School: Wembley Primary School
Year Group: 3
Teacher: Leila Sugden
Creative Practitioner: Cristy Burne
Creative Practice: Science Writer and Children’s Author
Want a hands-on project which challenges all students to apply the Creative Habits of Learning and demonstrate cross-curriculum content knowledge at a range of levels? Creating 3D globe maps of the planet Earth allows students to develop and demonstrate their understanding in maths, technologies, HASS and science, whilst continually applying the Creative Habits of Learning.
Across Terms 3 and 4 of 2020, Wembley Primary School teacher Leila Sugden and children’s science writer Cristy Burne worked with a group of very capable Year 3s as part of FORM’s Creative Schools program.
The aim of Creative Schools? To create opportunities for students to practise and develop their creative learning skills. We want students to leave the program with improved ability to be imaginative, collaborative, inquisitive, persistent, and disciplined (disciplined is defined as having the ability to analyse and improve your own work).
Across 16 weeks, we worked with the students on a variety of activities designed to stretch their comfort zones and keep them inspired to direct their own learning.
From creating their own pirate school through to analysing the Creative Habits of fruit, from theatre games to outdoor running-writing relays, we aimed to try new ideas that would encourage our students to become more conscious of their own learning, and more engaged with it, too.
The project we tackled across the latter half of Term 4 was our favourite. Tough enough to give even the most accomplished students the chance to learn from failure. Engaging enough that even those least engaged were motivated to progress. And adaptable, so kids could grow and change and extend the activity to suit their own needs and interests.

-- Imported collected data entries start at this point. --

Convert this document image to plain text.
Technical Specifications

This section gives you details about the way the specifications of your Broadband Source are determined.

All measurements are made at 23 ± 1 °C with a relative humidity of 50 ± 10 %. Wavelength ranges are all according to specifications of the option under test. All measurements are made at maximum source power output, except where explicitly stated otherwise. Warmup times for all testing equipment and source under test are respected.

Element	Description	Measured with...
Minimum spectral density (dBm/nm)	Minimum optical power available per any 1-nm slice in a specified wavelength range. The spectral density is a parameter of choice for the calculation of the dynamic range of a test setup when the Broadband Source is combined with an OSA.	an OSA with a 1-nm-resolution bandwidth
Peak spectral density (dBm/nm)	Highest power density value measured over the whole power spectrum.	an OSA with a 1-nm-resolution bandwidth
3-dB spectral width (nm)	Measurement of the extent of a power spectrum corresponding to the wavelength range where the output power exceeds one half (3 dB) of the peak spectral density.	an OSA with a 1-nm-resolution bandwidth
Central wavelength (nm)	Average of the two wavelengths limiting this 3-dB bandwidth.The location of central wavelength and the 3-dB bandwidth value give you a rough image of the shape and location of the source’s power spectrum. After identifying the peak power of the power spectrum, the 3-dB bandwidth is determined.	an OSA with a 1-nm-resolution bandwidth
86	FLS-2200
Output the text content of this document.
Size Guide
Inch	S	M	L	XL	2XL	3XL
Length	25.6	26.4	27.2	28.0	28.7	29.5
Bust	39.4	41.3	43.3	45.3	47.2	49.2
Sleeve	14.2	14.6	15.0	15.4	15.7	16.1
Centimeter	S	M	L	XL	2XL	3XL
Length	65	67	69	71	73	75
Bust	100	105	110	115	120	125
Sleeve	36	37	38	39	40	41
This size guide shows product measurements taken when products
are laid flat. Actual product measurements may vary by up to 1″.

This task is incredibly hard! A characteristic of this group of students is that they are high achieving; they are used to doing well at things if they try. However … it’s impossible to do really well at this task. Building an accurate sphere from cardboard and paper? Super-tricky. Free-drawing accurate continents onto a papier mache sphere? Mega-tricky. Learning to deal with your creative frustrations, mistakes and achievements? Trickiest – and most rewarding – of all.
We discovered that all our students engaged with this task, and it seemed that each of them learned something different from it. High achieving students had a chance to fail – and learned to pick themselves up again. Students who loved construction focused on building the sphere; students who loved drawing focused on the continents; students interested in travel and geography focused on adding details.
Everyone (including us!) experienced setbacks (and practiced resilience); students identified problems with their models (and identified and applied ways to improve them); they worked together to share maps, hold globes and encourage progress. Many of our high achieving students learned to struggle; many of our less academic students had a chance to shine. And every one in the class now knows exactly where Papua New Guinea is (Most commonly repeated mistake? Drawing Australia too close to the equator.)
To trust our students. To give them space and time to discover their own joys, experience their own failures, take their own creative (and learning) journeys. One of the things that struck us most about this activity is that each student seemed to learn a thing that they most needed to learn.
Learning to learn isn’t an overnight journey, so we can’t expect students to become totally self-motivated, self-disciplined and self-aware learners after just one activity, one year or even one lifetime. But, by giving students the chance to flex their creative learning muscles, we can help them take steps in that direction.
And that goal – becoming a self-motivated, self-disciplined, self-aware human being – is a lifelong learning journey, and perhaps the most valuable of our lives.